Como aquello abría una perspectiva, se dispuso que el señor Kenge fuera a ver a su primo. Y como el señor Jarndyce nos había propuesto anteriormente llevarnos unas semanas a Londres, al día siguiente se decidió que hiciéramos aquella visita inmediatamente, y aprovecharla para ocuparnos de los asuntos de Richard.
Cuando el señor Boythorn se marchó de nuestra casa al cabo de una semana, fuimos a alojarnos en un lugar muy bonito en Oxford Street, encima de la tienda de un tapicero. Londres nos pareció maravilloso, y nos pasábamos fuera horas y horas, viendo todo lo que había que ver, de modo que parecía más fácil que nos agotáramos nosotros que no todo aquello. También recorrimos los principales teatros, para gran delicia nuestra, y vimos todas las obras que merecían la pena. Lo menciono porque fue en el teatro donde el señor Guppy empezó a causarme molestias otra vez.

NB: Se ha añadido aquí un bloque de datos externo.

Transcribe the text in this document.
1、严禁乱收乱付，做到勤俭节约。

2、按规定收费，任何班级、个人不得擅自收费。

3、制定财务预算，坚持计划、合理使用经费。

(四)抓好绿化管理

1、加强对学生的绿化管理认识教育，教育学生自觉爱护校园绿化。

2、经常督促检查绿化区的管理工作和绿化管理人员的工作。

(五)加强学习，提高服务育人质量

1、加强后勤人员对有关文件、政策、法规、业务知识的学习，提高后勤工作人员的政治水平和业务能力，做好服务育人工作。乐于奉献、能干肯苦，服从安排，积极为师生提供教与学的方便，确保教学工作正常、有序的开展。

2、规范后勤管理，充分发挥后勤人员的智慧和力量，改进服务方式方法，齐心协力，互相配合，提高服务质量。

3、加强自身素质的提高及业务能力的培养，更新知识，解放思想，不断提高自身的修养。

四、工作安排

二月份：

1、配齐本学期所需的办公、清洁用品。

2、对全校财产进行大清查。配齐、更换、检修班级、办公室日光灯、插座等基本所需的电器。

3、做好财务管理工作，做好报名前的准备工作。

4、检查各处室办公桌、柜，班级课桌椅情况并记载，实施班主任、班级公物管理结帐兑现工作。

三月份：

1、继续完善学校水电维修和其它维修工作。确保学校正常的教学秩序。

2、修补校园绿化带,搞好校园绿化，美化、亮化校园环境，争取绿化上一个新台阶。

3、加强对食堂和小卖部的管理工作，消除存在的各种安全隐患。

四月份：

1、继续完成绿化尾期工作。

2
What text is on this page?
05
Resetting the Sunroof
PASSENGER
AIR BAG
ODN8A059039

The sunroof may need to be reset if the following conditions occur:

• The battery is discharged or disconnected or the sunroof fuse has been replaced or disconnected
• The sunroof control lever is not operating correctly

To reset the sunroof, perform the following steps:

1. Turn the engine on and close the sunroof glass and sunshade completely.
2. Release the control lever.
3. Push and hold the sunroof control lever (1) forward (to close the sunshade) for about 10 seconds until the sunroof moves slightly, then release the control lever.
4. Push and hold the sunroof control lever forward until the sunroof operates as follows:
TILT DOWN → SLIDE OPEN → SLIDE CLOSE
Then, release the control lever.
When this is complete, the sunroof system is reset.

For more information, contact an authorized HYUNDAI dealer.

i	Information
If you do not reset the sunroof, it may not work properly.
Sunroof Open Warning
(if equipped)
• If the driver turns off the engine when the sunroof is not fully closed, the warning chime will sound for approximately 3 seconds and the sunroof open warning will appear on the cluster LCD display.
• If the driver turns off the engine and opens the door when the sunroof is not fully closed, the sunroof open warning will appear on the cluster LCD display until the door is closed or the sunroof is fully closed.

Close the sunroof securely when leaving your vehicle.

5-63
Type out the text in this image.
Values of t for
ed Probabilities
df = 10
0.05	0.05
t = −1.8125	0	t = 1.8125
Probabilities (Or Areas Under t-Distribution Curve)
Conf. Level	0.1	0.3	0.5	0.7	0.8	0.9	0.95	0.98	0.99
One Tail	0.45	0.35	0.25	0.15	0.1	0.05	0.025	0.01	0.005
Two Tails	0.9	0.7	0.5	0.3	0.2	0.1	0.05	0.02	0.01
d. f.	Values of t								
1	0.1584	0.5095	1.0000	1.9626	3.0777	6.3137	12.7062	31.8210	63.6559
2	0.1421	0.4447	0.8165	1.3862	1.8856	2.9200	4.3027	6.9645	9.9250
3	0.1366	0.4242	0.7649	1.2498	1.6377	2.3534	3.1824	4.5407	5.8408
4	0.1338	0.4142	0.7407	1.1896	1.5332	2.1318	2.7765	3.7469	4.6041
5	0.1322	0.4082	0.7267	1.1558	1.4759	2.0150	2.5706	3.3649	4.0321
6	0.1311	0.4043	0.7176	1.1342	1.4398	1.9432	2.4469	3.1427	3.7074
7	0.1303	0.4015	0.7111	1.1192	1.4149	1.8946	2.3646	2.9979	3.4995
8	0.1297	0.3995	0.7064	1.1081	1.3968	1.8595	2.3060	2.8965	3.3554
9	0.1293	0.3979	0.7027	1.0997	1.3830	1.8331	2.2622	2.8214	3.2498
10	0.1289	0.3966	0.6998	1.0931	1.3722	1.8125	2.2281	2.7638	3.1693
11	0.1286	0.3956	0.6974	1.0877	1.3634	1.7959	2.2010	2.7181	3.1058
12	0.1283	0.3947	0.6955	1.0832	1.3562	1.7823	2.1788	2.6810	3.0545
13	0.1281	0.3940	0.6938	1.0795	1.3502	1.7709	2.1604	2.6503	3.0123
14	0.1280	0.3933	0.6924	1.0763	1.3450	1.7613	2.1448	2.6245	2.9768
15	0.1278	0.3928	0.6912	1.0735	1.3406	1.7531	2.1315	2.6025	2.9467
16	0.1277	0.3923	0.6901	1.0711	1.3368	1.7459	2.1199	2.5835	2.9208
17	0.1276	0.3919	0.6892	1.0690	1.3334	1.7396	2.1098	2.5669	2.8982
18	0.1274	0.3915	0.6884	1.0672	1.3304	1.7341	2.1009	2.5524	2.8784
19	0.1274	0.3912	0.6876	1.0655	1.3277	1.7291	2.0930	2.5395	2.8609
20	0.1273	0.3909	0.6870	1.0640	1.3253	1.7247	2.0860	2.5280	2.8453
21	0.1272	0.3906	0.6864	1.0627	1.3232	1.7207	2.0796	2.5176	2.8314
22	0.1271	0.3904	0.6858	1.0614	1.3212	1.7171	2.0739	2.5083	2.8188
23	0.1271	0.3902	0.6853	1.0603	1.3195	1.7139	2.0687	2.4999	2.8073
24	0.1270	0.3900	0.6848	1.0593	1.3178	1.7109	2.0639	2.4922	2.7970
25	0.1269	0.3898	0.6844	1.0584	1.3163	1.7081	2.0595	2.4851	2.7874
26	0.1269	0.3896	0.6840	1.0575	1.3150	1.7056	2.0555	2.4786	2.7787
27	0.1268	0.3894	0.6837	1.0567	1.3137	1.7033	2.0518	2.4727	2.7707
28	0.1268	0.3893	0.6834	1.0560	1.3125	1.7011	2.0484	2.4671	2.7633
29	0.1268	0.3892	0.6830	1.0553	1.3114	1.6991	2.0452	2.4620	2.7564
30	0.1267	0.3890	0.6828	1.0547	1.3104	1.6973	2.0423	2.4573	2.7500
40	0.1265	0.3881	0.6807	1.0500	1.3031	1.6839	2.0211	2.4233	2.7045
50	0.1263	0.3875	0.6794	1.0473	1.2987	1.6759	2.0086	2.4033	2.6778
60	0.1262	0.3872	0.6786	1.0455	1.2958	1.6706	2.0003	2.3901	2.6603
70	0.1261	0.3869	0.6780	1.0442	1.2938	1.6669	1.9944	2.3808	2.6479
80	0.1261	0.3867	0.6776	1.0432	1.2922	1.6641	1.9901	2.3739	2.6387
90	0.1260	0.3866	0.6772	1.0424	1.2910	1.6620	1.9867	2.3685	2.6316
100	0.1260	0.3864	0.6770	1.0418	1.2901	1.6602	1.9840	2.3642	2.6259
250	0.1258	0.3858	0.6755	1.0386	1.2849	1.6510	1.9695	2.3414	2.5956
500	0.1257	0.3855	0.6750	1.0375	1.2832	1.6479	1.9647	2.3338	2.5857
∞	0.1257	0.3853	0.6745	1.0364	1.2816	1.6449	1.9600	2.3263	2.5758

Estaba yo una noche sentada con Ada en la delantera del palco, y Richard estaba donde más le gustaba, detrás de Ada, cuando miré por casualidad al patio de butacas y vi al señor Guppy, con el pelo aplastado y el pesar pintado en la cara, que miraba hacia mí. Creo que durante toda la representación no miró para nada a los actores, sino que me estuvo mirando a mí constantemente, y siempre con una expresión, cuidadosamente preparada, del mayor dolor y el pesar más profundo.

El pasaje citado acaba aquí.